Researchers from Kyoto University say they have developed a alternative method to achieve scarless excision of selection markers and modify a single DNA base in the human genome with absolute precision. The technique, which is described in a Nature Communications paper published today, is unique in that it guides the cell's own repair mechanisms by design, providing pairs of genetically matched cells for studying disease-related mutations.
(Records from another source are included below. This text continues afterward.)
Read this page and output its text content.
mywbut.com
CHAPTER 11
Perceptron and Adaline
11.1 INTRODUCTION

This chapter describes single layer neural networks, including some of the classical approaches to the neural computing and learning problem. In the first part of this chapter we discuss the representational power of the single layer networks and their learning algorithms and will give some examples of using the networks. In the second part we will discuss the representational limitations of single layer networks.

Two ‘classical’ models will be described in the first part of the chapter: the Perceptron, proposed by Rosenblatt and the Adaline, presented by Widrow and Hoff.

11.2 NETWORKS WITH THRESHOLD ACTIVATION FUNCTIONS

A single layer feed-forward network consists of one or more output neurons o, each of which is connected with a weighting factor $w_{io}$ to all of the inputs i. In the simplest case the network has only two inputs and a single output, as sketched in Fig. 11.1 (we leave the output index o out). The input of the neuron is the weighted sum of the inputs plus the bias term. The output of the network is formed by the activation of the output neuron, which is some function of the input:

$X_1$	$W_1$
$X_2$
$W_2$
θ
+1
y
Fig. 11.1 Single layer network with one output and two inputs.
In order to understand the role of single nucleotide polymorphisms (SNPs) in hereditary disease, the team led by Knut Woltjen was looking at isogenic iPS cells, specifically isogenic "twins", cells whose genomes differ only by one SNP. According to Shin-Il Kim, an assistant professor in the Woltjen lab and co-first author on the study, creating these twins is not trivial. "Usually we need to add a gene for antibiotic resistance along with the SNP to overcome low efficiency. Since that adds another change to the genome, we also need a way to remove it."
To create isogenic twins, the Woltjen laboratory inserted a SNP modification along with a fluorescent reporter gene, which acts as a signal to detect modified cells. They also engineered a short duplicated DNA sequence, known as a microhomology, on the left and right sides of the reporter gene, and unique target sites for CRISPR.
These features allowed the researchers to exploit an endogenous DNA repair system in the cell called microhomology-mediated end joining (MMEJ) in order to precisely remove the reporter gene. MMEJ removes the fluorescent reporter gene, leaving only the modified SNP behind. By arranging the mutant SNP in one microhomology and the normal SNP in the other, the method efficiently generates isogenic twins.
The team named their new method MhAX, or Microhomology-Assisted eXcision. "To make MhAX work, we duplicate DNA sequences which are already present in the genome. We then let the cells resolve this duplication. At the same time, the cells decide which SNPs will remain after repair," Kim says. "One experiment results in the full spectrum of possible SNP genotypes."
To demonstrate the utility of their method, the Woltjen lab used MhAX to create SNPs in the HPRT and APRT genes, mutations that are associated with gout and kidney disease, respectively. Biochemical analyses showed cells with the HPRT mutant SNP had altered metabolism similar to patients, while the isogenic twin control cells, derived in the same experiment, were normal.